The U.S. Army plans to send into Iraq combat soldiers whose normal job is to play the “enemy” at training ranges in California and Louisiana, defense officials said Tuesday. Another National Guard brigade may be sent to Iraq as well.
/ Source: The Associated Press

In a sign of the Iraq war’s strain on the U.S. military, the Army is planning to send into combat thousands of soldiers whose normal job is to play the role of the “enemy” at training ranges in California and Louisiana, defense officials said Tuesday.

The Pentagon also is considering adding yet another National Guard brigade, the 155th Separate Armored Brigade from Mississippi, to the mix of active-duty and reserve units designated for the next rotation of ground forces into Iraq this year and in early 2005, other Army officials said.

With nearly every other major combat unit either committed to or just returned from Iraq or Afghanistan, the Army is planning to call on two battalions and one engineer company — about 2,500 soldiers — from the 11th Armored Cavalry Regiment, which serves as a professional enemy force in training other units at the National Training Center at Fort Irwin, Calif. The regiment last saw combat in the Vietnam War.

The Army boasts of the “tough and uncompromising standards” of the 11th Armored Cavalry, which it says makes it the premier maneuver unit in the Army and “the yardstick against which the rest of the Army measures itself.”

Fort Polk forces called up
Similarly, the 1st Battalion of the 509th Infantry, which acts as the Opfor, or opposition force, for light infantry and special operations training at Fort Polk, La., is being called to Iraq, according to two Army officials who discussed the matter on condition of anonymity.

The 509th Infantry has not seen combat since World War II, although five members of the unit served as “pathfinders,” or advance scouts, during the 1991 Gulf War; two were killed, and one was taken prisoner.

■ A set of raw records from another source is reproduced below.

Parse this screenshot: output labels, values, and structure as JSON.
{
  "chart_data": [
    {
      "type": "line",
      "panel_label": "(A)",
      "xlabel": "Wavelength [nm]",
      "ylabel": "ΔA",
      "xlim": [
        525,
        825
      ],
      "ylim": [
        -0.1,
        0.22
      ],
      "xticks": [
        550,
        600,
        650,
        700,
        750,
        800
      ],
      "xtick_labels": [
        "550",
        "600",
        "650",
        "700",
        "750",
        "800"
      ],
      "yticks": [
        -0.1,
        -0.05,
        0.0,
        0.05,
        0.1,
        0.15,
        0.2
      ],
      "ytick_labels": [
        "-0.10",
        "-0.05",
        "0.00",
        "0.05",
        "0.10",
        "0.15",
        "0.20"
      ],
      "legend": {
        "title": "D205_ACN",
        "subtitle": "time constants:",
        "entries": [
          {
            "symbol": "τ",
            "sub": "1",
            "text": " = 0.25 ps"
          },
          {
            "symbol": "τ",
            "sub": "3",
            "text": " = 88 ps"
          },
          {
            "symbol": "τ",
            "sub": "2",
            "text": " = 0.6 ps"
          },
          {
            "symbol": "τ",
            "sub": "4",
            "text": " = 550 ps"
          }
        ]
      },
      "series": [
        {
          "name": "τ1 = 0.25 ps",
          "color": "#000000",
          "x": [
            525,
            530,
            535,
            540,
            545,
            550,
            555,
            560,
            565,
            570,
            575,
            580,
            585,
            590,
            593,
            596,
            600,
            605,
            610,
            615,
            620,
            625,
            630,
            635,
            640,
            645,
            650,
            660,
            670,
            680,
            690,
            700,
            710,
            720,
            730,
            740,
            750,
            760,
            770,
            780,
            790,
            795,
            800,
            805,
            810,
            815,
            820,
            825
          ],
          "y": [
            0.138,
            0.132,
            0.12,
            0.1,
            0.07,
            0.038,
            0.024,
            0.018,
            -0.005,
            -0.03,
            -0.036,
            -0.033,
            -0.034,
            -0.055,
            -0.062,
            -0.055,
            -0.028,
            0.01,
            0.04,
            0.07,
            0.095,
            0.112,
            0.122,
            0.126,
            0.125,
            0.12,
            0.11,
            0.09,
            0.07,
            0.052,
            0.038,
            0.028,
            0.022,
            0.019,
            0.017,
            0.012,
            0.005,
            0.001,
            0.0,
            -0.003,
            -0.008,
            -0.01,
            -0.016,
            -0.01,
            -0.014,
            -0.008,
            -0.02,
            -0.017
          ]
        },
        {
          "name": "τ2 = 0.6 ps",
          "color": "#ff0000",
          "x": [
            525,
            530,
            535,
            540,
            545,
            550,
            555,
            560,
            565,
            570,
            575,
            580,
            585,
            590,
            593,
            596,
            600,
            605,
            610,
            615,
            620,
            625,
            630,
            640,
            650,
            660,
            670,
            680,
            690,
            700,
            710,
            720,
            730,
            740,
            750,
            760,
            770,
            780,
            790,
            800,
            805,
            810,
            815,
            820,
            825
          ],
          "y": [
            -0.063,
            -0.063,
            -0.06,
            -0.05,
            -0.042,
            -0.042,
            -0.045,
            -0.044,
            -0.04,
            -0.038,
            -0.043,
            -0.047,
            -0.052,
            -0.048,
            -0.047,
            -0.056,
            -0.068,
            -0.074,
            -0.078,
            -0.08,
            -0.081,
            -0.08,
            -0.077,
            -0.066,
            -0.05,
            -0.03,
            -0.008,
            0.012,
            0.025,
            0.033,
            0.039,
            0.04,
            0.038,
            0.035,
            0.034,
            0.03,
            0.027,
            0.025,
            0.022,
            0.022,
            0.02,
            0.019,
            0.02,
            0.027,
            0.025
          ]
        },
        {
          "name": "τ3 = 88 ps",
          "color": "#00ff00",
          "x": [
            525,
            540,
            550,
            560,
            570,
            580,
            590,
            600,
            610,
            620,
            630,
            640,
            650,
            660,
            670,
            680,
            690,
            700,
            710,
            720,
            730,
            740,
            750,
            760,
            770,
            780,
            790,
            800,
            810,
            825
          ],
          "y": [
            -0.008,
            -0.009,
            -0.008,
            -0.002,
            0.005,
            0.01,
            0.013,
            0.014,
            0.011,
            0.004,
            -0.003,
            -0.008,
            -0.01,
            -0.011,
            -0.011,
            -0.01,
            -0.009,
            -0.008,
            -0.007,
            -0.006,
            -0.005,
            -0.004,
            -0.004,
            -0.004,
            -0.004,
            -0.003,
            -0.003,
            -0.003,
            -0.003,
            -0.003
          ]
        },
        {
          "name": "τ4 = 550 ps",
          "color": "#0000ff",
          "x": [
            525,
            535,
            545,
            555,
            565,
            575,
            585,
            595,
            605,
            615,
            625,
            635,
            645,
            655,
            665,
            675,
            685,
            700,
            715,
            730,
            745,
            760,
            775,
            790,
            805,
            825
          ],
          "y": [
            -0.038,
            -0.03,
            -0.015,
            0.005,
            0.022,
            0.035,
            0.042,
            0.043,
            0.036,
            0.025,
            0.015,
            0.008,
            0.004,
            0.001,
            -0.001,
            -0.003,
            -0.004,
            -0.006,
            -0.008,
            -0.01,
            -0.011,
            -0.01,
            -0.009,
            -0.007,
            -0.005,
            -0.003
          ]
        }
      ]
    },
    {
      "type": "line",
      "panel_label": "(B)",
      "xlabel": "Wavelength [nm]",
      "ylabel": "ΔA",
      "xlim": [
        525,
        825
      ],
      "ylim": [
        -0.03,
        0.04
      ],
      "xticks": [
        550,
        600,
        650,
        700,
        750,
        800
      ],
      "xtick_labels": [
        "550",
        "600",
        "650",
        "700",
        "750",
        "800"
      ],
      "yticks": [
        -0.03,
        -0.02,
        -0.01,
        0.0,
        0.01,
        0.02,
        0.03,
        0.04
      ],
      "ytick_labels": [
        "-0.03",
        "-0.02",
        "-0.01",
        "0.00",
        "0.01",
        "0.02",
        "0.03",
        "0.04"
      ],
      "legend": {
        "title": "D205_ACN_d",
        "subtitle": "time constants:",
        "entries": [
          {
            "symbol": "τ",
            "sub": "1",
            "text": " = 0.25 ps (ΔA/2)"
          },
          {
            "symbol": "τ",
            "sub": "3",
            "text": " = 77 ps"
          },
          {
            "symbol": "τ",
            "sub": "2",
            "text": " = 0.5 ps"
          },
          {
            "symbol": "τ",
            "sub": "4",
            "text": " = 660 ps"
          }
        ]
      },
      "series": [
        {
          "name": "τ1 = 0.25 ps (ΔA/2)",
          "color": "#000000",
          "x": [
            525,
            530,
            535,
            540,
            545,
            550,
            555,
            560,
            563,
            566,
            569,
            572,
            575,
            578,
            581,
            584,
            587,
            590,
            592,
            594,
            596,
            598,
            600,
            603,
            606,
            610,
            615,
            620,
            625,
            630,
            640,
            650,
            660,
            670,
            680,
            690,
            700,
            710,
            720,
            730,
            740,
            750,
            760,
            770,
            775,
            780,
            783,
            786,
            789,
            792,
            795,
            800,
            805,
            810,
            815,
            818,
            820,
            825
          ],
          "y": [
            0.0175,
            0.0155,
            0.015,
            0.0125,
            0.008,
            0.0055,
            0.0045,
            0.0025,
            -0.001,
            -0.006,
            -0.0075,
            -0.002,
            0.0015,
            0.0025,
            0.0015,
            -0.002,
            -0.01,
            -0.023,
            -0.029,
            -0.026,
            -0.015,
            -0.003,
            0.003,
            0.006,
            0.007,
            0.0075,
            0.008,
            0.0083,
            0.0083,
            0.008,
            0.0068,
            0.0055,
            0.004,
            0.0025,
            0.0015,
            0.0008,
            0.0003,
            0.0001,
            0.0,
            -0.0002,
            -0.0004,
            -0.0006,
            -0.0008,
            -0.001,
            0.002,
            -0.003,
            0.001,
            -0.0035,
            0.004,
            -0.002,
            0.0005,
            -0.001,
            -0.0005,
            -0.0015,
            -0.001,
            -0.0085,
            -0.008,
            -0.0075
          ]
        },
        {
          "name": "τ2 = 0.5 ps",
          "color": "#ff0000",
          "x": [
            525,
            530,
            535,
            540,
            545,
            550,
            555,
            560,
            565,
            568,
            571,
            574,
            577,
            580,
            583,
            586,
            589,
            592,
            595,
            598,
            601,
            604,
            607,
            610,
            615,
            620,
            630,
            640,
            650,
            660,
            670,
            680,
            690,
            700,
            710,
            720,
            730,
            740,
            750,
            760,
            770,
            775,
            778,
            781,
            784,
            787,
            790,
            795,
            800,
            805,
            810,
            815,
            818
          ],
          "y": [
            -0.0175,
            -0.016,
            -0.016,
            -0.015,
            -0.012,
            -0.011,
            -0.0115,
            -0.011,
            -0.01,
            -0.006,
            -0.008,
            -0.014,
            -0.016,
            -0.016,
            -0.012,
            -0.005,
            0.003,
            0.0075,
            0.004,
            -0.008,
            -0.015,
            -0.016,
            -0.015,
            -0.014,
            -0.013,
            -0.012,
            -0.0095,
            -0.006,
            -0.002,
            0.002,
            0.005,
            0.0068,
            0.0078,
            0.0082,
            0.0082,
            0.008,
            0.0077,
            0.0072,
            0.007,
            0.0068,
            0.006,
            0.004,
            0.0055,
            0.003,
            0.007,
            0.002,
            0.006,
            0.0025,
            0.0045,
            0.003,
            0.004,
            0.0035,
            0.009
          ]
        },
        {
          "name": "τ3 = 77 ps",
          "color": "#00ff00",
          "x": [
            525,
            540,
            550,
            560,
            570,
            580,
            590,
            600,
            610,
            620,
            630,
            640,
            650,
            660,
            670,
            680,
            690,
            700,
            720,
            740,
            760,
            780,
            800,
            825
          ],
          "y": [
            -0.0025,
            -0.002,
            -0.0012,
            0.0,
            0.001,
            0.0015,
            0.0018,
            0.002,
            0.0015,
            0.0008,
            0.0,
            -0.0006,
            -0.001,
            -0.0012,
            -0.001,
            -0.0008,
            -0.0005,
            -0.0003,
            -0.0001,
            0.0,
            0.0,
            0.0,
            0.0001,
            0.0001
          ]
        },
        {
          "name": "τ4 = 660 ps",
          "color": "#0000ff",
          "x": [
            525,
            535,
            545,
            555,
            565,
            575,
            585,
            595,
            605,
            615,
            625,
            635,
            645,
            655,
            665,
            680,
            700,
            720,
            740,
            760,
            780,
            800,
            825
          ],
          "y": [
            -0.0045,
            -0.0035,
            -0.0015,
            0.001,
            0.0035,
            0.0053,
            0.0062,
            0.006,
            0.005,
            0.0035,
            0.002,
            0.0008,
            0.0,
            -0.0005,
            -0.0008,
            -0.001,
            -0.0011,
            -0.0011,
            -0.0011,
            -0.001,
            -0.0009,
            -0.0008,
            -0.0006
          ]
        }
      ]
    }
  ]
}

Both the National Training Center and Fort Polk’s Joint Readiness Training Center will remain open, the officials said, with National Guard soldiers expected to fill in for the units going to Iraq.

The Navy said Tuesday that it is sending a second aircraft carrier, the USS John C. Stennis, into the western Pacific, apparently to compensate in part for the planned deployment to Iraq this summer of an Army combat brigade based in South Korea.

The Stennis, which left its San Diego home port Monday, will participate in an exercise off Alaska in June and then join the USS Kitty Hawk, which is permanently based in Japan, in the western Pacific.

The next U.S. troop rotation in Iraq will kick off this summer, not long after the June 30 turnover of partial political control to an interim Iraqi government and a coinciding change in the U.S. military command structure in Iraq.